Fluorometer

Een simplistisch ontwerp van de onderdelen van een fluorometer

Typisch maken fluorometers gebruik van een dubbele bundel. Deze twee bundels werken samen om de ruis te verminderen die door fluctuaties van het stralingsvermogen wordt veroorzaakt. De bovenste bundel wordt door een filter of monochromator geleid en passeert het monster. De onderste bundel wordt door een verzwakker geleid en aangepast aan het fluorescentievermogen dat door het monster wordt afgegeven. Het licht van de fluorescentie van het monster en de onderste, verzwakte bundel worden gedetecteerd door afzonderlijke transducers en omgezet in een elektrisch signaal dat door een computersysteem wordt geïnterpreteerd.

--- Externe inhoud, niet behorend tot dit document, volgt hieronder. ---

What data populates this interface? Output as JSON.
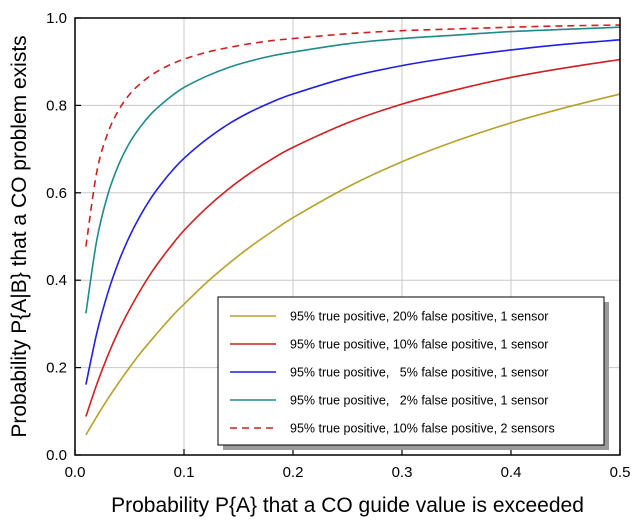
{
  "chart_data": {
    "type": "line",
    "title": "",
    "xlabel": "Probability P{A} that a CO guide value is exceeded",
    "ylabel": "Probability P{A|B} that a CO problem exists",
    "xlim": [
      0.0,
      0.5
    ],
    "ylim": [
      0.0,
      1.0
    ],
    "xticks": [
      0.0,
      0.1,
      0.2,
      0.3,
      0.4,
      0.5
    ],
    "xtick_labels": [
      "0.0",
      "0.1",
      "0.2",
      "0.3",
      "0.4",
      "0.5"
    ],
    "yticks": [
      0.0,
      0.2,
      0.4,
      0.6,
      0.8,
      1.0
    ],
    "ytick_labels": [
      "0.0",
      "0.2",
      "0.4",
      "0.6",
      "0.8",
      "1.0"
    ],
    "grid": true,
    "legend_position": "bottom-right",
    "x": [
      0.01,
      0.02,
      0.03,
      0.04,
      0.05,
      0.06,
      0.07,
      0.08,
      0.09,
      0.1,
      0.12,
      0.14,
      0.16,
      0.18,
      0.2,
      0.25,
      0.3,
      0.35,
      0.4,
      0.45,
      0.5
    ],
    "series": [
      {
        "name": "95% true positive, 20% false positive, 1 sensor",
        "color": "#b5a22a",
        "dash": "solid",
        "values": [
          0.046,
          0.088,
          0.128,
          0.165,
          0.2,
          0.233,
          0.263,
          0.292,
          0.32,
          0.345,
          0.393,
          0.436,
          0.475,
          0.51,
          0.543,
          0.613,
          0.671,
          0.719,
          0.76,
          0.795,
          0.826
        ]
      },
      {
        "name": "95% true positive, 10% false positive, 1 sensor",
        "color": "#d01f1f",
        "dash": "solid",
        "values": [
          0.088,
          0.162,
          0.227,
          0.284,
          0.333,
          0.377,
          0.417,
          0.452,
          0.484,
          0.514,
          0.564,
          0.607,
          0.644,
          0.676,
          0.704,
          0.76,
          0.803,
          0.836,
          0.864,
          0.886,
          0.905
        ]
      },
      {
        "name": "95% true positive,   5% false positive, 1 sensor",
        "color": "#1f1fe8",
        "dash": "solid",
        "values": [
          0.161,
          0.279,
          0.37,
          0.442,
          0.5,
          0.548,
          0.589,
          0.623,
          0.653,
          0.679,
          0.721,
          0.756,
          0.784,
          0.807,
          0.826,
          0.864,
          0.891,
          0.911,
          0.927,
          0.94,
          0.95
        ]
      },
      {
        "name": "95% true positive,   2% false positive, 1 sensor",
        "color": "#1e8a8a",
        "dash": "solid",
        "values": [
          0.324,
          0.492,
          0.595,
          0.664,
          0.714,
          0.751,
          0.781,
          0.804,
          0.824,
          0.841,
          0.866,
          0.886,
          0.901,
          0.913,
          0.922,
          0.941,
          0.953,
          0.961,
          0.969,
          0.974,
          0.979
        ]
      },
      {
        "name": "95% true positive, 10% false positive, 2 sensors",
        "color": "#d01f1f",
        "dash": "dashed",
        "values": [
          0.477,
          0.648,
          0.736,
          0.789,
          0.825,
          0.85,
          0.869,
          0.884,
          0.896,
          0.906,
          0.921,
          0.932,
          0.941,
          0.948,
          0.953,
          0.964,
          0.971,
          0.975,
          0.979,
          0.982,
          0.984
        ]
      }
    ]
  }
}
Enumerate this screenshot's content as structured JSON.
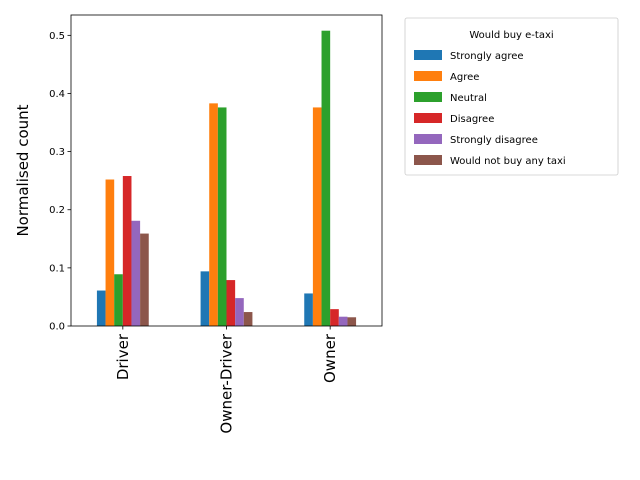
{
  "chart_data": {
    "type": "bar",
    "title": "",
    "xlabel": "",
    "ylabel": "Normalised count",
    "ylim": [
      0,
      0.535
    ],
    "yticks": [
      0.0,
      0.1,
      0.2,
      0.3,
      0.4,
      0.5
    ],
    "ytick_labels": [
      "0.0",
      "0.1",
      "0.2",
      "0.3",
      "0.4",
      "0.5"
    ],
    "categories": [
      "Driver",
      "Owner-Driver",
      "Owner"
    ],
    "grid": false,
    "legend_title": "Would buy e-taxi",
    "legend_position": "outside-right-top",
    "series": [
      {
        "name": "Strongly agree",
        "color": "#1f77b4",
        "values": [
          0.061,
          0.094,
          0.056
        ]
      },
      {
        "name": "Agree",
        "color": "#ff7f0e",
        "values": [
          0.252,
          0.383,
          0.376
        ]
      },
      {
        "name": "Neutral",
        "color": "#2ca02c",
        "values": [
          0.089,
          0.376,
          0.508
        ]
      },
      {
        "name": "Disagree",
        "color": "#d62728",
        "values": [
          0.258,
          0.079,
          0.029
        ]
      },
      {
        "name": "Strongly disagree",
        "color": "#9467bd",
        "values": [
          0.181,
          0.048,
          0.016
        ]
      },
      {
        "name": "Would not buy any taxi",
        "color": "#8c564b",
        "values": [
          0.159,
          0.024,
          0.015
        ]
      }
    ]
  }
}
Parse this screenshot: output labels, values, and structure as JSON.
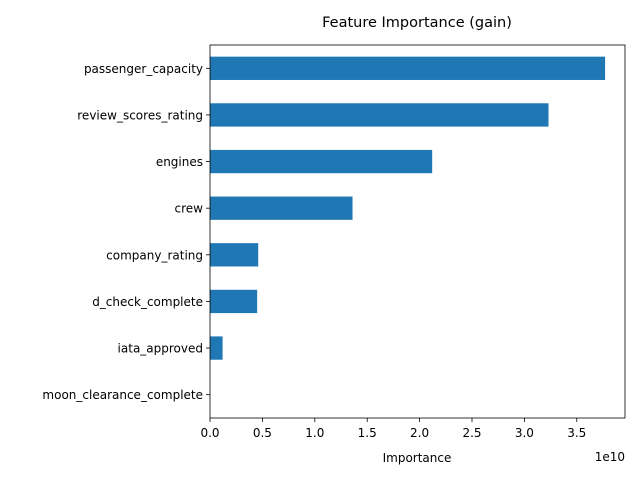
{
  "chart_data": {
    "type": "bar",
    "orientation": "horizontal",
    "title": "Feature Importance (gain)",
    "xlabel": "Importance",
    "ylabel": "",
    "x_offset_label": "1e10",
    "xlim": [
      0,
      3.96
    ],
    "x_ticks": [
      0.0,
      0.5,
      1.0,
      1.5,
      2.0,
      2.5,
      3.0,
      3.5
    ],
    "x_tick_labels": [
      "0.0",
      "0.5",
      "1.0",
      "1.5",
      "2.0",
      "2.5",
      "3.0",
      "3.5"
    ],
    "categories": [
      "passenger_capacity",
      "review_scores_rating",
      "engines",
      "crew",
      "company_rating",
      "d_check_complete",
      "iata_approved",
      "moon_clearance_complete"
    ],
    "values": [
      3.77,
      3.23,
      2.12,
      1.36,
      0.46,
      0.45,
      0.12,
      0.0
    ],
    "value_scale": "1e10",
    "bar_color": "#1f77b4",
    "grid": false,
    "legend": "none"
  }
}
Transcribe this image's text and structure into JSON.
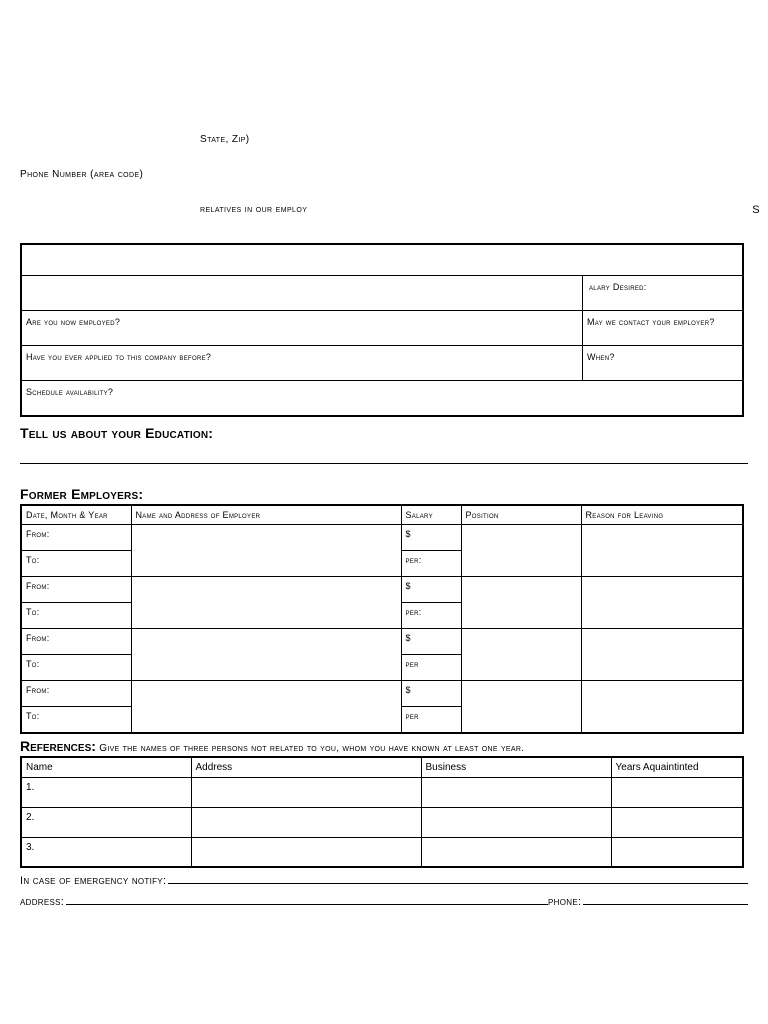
{
  "labels": {
    "state_zip": "State, Zip)",
    "phone": "Phone Number (area code)",
    "relatives": "relatives in our employ",
    "relatives_suffix": "S"
  },
  "boxA": {
    "salary_desired": "alary Desired:",
    "employed_q": "Are you now employed?",
    "contact_q": "May we contact your employer?",
    "applied_q": "Have you ever applied to this company before?",
    "when_q": "When?",
    "schedule_q": "Schedule availability?"
  },
  "education_heading": "Tell us about your Education:",
  "employers_heading": "Former Employers:",
  "emp_headers": {
    "date": "Date, Month & Year",
    "name": "Name and Address of Employer",
    "salary": "Salary",
    "position": "Position",
    "reason": "Reason for Leaving"
  },
  "emp_rows": {
    "from": "From:",
    "to": "To:",
    "dollar": "$",
    "per_colon": "per:",
    "per": "per"
  },
  "references": {
    "lead": "References:",
    "trail": "Give the names of three persons not related to you, whom you have known at least one year.",
    "headers": {
      "name": "Name",
      "address": "Address",
      "business": "Business",
      "years": "Years Aquaintinted"
    },
    "nums": [
      "1.",
      "2.",
      "3."
    ]
  },
  "footer": {
    "emergency": "In case of emergency notify:",
    "address": "address:",
    "phone": "phone:"
  }
}
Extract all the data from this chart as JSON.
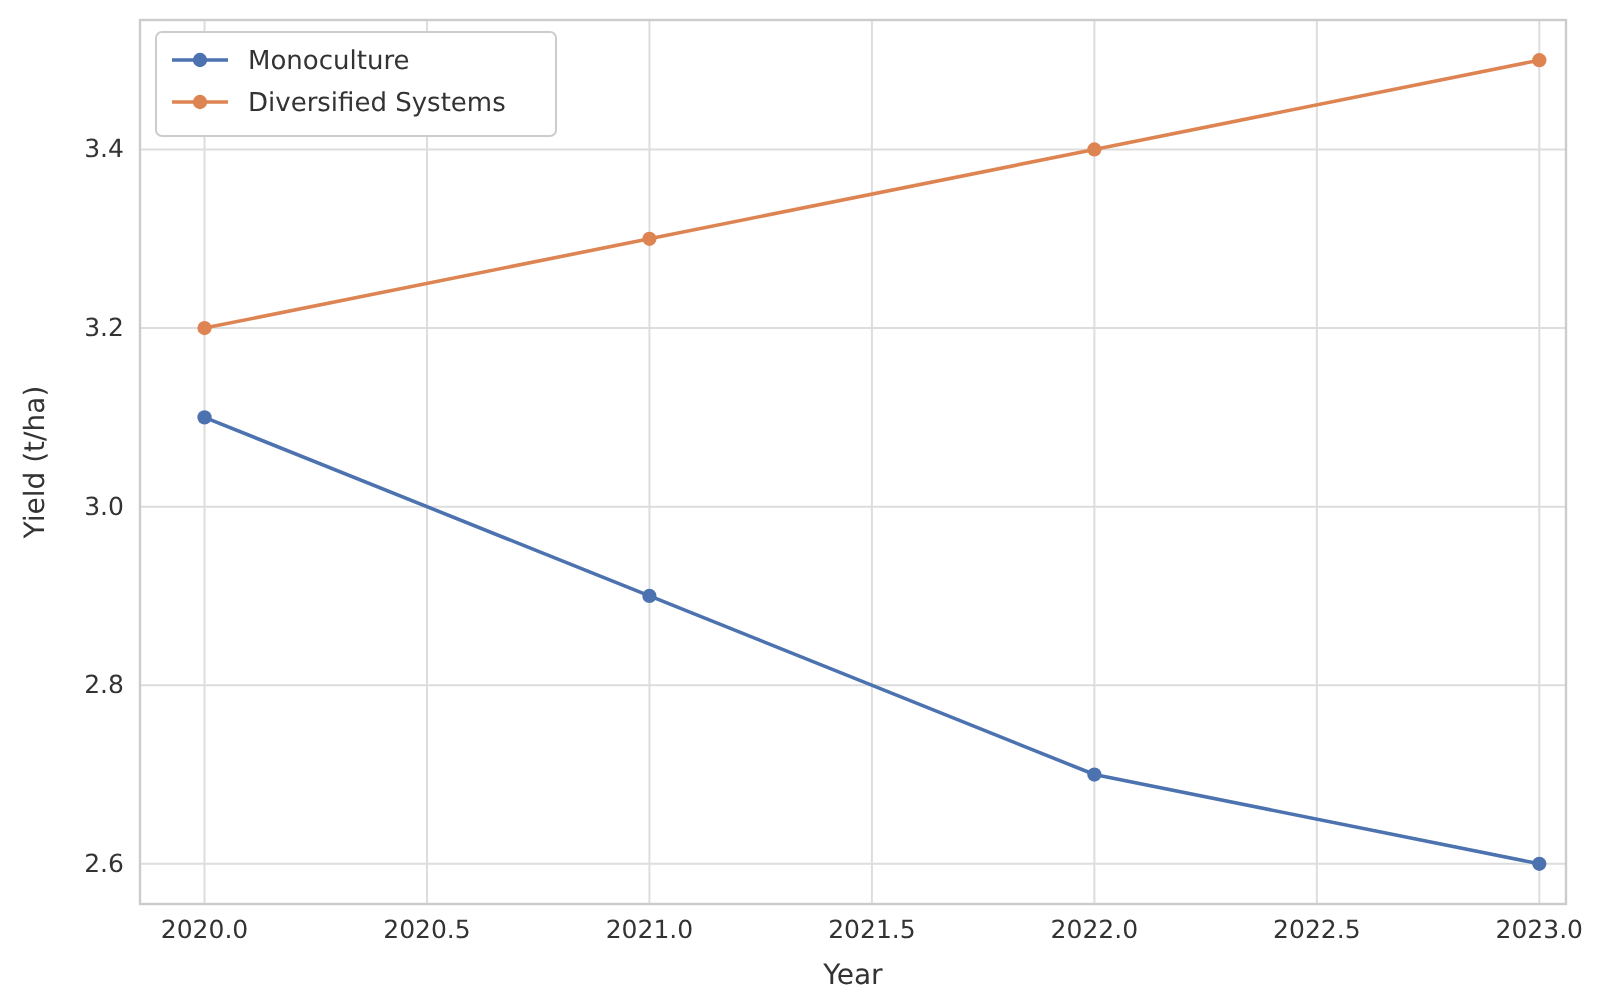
{
  "chart_data": {
    "type": "line",
    "xlabel": "Year",
    "ylabel": "Yield (t/ha)",
    "x": [
      2020,
      2021,
      2022,
      2023
    ],
    "series": [
      {
        "name": "Monoculture",
        "color": "#4c72b0",
        "values": [
          3.1,
          2.9,
          2.7,
          2.6
        ]
      },
      {
        "name": "Diversified Systems",
        "color": "#dd8452",
        "values": [
          3.2,
          3.3,
          3.4,
          3.5
        ]
      }
    ],
    "xlim": [
      2019.855,
      2023.06
    ],
    "ylim": [
      2.555,
      3.545
    ],
    "xticks": [
      {
        "value": 2020,
        "label": "2020.0"
      },
      {
        "value": 2020.5,
        "label": "2020.5"
      },
      {
        "value": 2021,
        "label": "2021.0"
      },
      {
        "value": 2021.5,
        "label": "2021.5"
      },
      {
        "value": 2022,
        "label": "2022.0"
      },
      {
        "value": 2022.5,
        "label": "2022.5"
      },
      {
        "value": 2023,
        "label": "2023.0"
      }
    ],
    "yticks": [
      2.6,
      2.8,
      {
        "value": 3,
        "label": "3.0"
      },
      3.2,
      3.4
    ],
    "grid": true,
    "legend": "top left",
    "marker": "circle",
    "line_style": "solid"
  }
}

In de machine bevindt de transducer die de fluorescentie van de bovenste bundel detecteert, zich op enige afstand van het monster en in een hoek van 90 graden ten opzichte van de invallende, bovenste bundel. De machine is zo geconstrueerd om het strooilicht van de bovenbundel dat de detector kan treffen, te verminderen. De optimale hoek is 90 graden.Er zijn twee verschillende benaderingen voor de behandeling van de selectie van invallend licht die aanleiding geeft tot verschillende typen fluorometers. Indien filters worden gebruikt om de golflengten van het licht te selecteren, wordt het apparaat een fluorometer genoemd. Terwijl een spectrofluorometer gewoonlijk twee monochromatoren gebruikt, kunnen sommige spectrofluorometers gebruik maken van één filter en één monochromator. In dit geval fungeert het breedbandfilter om strooilicht te verminderen, onder meer van ongewenste diffractierasters van het diffractierooster in de monochromator.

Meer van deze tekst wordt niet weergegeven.